Y ahí les tienen, a Emilio Botín compartiendo firma y argumentos con Francisco González, competidores a sangre y fuego por el depósito bancario, o al mismísimo Antonio Brufau y a Manuel Pizarro, enemigos a muerte por culpa de la OPA de nunca acabar. Todos juntos y en unión, contra un Proyecto de Código Unificado (PCU) que a los señores empresarios y banqueros les parece una exaltación del intervencionismo más delirante.

Hasta el viernes pasado habían firmado 22 de las 35 empresas del Ibex (más pesos pesados fuera del índice de la importancia de La Caixa, Banesto y otros), y ayer se adhirieron Metrovacesa, Altadis, Ferrovial, Cintra y Abertis. Es decir, más del 80% de la Bolsa española.

De modo que, a estas alturas, mucho más interesante que repasar la lista de los que se han atrevido a afear la vocación interventora de Conthe cuatro gatos y su Grupo Especial de Trabajo, es reparar en las siete empresas del Ibex-35 que no se han atrevido a dar el paso.

Empezando por Iberdrola y su participada Gamesa. Dicen que el amigo Sánchez Galán anda tan contento, tan encantado camina con la deriva del Gobierno Zapatero en el sector eléctrico que, de no menguar su entusiasmo, pronto le veremos en primera fila desplazando a Luis del Rivero y aplaudiendo las intervenciones de Conthe como el más incondicional de sus fans.

Han dicho ‘no’ dos constructoras de tronío: Acciona y FCC, Entrecanales y Koplowitz, que ya se sabe que es peligroso asomarse al exterior de los confortables grandes expresos estatales desde donde el Gobierno reparte la obra pública. Curiosa, sin embargo, la identidad de criterio en este caso de unos Entrecas a la greña con doña Esther en el accionariado de FCC.

Quedan fuera, en fin, dos empresas tan oficialistas como Indra (Monzón tan bien mandado) y REE. La sorpresa, en fin, entre los no firmantes se llama Inditex, lo que podría indicar que Amancio Ortega ha salido tan escaldado de su incursión eléctrica madrileña que ha decidido quedarse para siempre entre las brumas de Finisterre.

El simple enunciado de las consideraciones generales contenidas en el documento remitido el pasado viernes 24 por Antonio Zoido, presidente del Holding Bolsas y Mercados Españoles (BME), a Manuel Conthe, es sumamente explícito de por dónde van las preocupaciones de los empresarios españoles respecto a este PCU. Vale la pena recitarlas:

1. Es necesaria la plena efectividad del principio de “voluntariedad” en la aplicación de las Recomendaciones.
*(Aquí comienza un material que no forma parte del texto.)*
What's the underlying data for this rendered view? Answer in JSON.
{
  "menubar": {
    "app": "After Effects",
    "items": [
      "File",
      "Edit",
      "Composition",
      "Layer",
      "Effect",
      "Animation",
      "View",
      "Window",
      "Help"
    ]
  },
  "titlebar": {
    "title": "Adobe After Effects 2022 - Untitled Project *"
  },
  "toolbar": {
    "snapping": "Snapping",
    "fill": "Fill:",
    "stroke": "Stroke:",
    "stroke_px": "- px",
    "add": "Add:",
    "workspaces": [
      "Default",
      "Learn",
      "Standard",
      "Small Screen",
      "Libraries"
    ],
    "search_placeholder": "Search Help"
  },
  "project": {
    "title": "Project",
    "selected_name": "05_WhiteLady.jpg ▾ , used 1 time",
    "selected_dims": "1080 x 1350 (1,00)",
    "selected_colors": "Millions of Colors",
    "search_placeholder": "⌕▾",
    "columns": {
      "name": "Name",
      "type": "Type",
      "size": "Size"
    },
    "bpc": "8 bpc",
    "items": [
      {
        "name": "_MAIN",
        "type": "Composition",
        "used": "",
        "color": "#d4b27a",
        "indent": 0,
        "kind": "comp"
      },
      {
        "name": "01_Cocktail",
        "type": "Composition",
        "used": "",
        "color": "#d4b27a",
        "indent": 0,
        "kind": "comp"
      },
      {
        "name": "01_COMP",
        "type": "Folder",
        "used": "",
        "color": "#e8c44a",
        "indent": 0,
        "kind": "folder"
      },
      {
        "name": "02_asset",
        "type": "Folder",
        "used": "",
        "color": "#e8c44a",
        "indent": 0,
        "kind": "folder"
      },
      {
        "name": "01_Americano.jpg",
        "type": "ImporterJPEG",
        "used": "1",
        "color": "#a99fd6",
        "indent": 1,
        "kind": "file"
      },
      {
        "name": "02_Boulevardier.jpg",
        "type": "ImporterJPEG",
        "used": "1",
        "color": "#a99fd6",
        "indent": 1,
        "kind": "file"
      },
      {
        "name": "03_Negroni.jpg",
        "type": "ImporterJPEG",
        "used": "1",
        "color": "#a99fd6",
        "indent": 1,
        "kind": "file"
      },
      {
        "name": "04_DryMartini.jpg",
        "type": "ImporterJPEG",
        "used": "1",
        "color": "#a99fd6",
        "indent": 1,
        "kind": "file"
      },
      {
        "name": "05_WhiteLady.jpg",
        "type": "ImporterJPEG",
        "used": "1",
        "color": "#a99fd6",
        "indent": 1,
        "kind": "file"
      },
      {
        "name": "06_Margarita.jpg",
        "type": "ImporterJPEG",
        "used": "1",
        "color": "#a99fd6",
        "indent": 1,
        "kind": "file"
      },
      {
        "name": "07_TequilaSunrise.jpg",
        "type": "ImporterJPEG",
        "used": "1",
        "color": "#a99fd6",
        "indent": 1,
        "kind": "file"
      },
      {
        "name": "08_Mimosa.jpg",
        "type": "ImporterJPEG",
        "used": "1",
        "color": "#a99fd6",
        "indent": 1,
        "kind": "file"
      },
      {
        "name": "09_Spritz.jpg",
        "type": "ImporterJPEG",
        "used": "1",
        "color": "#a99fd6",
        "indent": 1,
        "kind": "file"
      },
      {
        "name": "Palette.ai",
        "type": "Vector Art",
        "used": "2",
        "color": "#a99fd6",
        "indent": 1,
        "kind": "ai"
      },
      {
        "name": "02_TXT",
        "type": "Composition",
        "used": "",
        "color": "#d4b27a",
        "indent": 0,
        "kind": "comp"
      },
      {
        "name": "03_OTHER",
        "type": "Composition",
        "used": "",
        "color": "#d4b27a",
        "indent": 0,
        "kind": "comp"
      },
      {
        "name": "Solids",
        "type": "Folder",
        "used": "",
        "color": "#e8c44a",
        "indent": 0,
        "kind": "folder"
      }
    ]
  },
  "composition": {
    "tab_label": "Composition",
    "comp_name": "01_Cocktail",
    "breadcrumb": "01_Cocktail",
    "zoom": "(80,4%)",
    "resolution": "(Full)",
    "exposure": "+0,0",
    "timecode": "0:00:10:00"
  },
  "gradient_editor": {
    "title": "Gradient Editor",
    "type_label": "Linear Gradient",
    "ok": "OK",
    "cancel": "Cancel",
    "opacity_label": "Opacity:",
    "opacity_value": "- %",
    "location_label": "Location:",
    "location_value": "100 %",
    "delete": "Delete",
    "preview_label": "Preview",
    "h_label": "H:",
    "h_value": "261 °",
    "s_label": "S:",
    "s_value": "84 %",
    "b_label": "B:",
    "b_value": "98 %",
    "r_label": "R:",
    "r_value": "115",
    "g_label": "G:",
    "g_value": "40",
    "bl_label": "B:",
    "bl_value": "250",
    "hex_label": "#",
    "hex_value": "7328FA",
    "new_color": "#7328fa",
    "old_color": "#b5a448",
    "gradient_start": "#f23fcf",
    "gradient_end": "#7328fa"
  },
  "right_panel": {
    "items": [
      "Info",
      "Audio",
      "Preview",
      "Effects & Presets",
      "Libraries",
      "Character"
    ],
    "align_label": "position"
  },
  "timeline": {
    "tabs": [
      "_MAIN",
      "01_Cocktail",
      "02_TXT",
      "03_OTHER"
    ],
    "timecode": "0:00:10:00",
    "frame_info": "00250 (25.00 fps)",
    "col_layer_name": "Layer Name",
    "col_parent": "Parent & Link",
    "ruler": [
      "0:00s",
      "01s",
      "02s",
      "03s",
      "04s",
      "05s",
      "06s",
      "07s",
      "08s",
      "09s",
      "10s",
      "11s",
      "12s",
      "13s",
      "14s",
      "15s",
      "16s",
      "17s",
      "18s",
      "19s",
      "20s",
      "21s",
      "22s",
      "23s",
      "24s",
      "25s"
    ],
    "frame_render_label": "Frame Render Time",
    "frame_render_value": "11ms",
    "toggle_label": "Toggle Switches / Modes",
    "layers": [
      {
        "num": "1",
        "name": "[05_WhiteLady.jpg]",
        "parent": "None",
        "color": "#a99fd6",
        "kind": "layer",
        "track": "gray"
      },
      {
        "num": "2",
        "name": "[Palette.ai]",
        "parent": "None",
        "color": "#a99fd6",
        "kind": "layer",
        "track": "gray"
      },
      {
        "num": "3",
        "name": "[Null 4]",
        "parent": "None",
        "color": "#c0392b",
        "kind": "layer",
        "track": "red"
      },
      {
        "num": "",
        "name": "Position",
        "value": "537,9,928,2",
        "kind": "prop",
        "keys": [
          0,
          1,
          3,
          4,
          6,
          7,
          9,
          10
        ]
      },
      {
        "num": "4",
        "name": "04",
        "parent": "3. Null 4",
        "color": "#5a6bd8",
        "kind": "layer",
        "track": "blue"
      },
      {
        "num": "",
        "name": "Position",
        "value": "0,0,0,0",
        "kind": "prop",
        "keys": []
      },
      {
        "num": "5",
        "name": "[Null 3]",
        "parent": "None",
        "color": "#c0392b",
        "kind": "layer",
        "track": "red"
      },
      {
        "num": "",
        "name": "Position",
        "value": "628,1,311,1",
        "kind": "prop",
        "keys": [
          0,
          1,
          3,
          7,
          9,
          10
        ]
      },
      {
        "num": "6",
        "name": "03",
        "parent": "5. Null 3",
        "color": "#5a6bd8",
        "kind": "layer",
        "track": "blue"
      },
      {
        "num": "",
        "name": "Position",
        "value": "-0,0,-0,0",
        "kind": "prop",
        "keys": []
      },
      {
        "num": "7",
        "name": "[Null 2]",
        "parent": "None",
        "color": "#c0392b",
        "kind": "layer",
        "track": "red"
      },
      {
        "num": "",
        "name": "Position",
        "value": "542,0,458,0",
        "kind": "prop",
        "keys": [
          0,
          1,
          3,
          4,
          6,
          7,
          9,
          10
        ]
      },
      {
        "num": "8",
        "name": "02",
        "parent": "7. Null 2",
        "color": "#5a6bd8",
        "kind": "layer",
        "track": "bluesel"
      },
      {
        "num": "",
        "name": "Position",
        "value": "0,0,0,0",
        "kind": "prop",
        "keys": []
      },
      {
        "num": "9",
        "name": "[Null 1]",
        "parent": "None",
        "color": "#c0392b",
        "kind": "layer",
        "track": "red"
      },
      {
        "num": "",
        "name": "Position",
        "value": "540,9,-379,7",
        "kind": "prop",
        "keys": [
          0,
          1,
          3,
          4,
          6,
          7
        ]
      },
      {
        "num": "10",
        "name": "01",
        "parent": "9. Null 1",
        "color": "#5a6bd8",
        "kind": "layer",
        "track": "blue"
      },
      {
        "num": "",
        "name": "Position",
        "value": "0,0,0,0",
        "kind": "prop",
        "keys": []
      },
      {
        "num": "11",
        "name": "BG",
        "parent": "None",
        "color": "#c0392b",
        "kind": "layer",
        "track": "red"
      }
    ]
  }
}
2. Las Recomendaciones tienen que ser “generalmente aceptadas” y estar suficientemente justificadas.

3. El excesivo nivel de detalle en las Recomendaciones redunda en una mayor ineficacia e invalida, aunque sea parcialmente, el principio “cumplir o explicar”.

4. Las Recomendaciones deben ser aplicables a todas las sociedades cotizadas.

5. Las Recomendaciones deben estar dirigidas a la consecución del interés social.

6. Las Recomendaciones deben ser proporcionadas a sus fines y no constituir un obstáculo innecesario para la eficacia de la gestión social.

Dice Zoido en la carta dirigida a Conthe el pasado viernes que, en su opinión, “la adopción del Código, en la configuración del actual Proyecto, pudiera situar a un buen número de esas sociedades cotizadas españolas en una posición de amplios incumplimientos puntuales sobrevenidos a causa del mero surgir de nuevas y muy específicas recomendaciones”. Más claro, agua.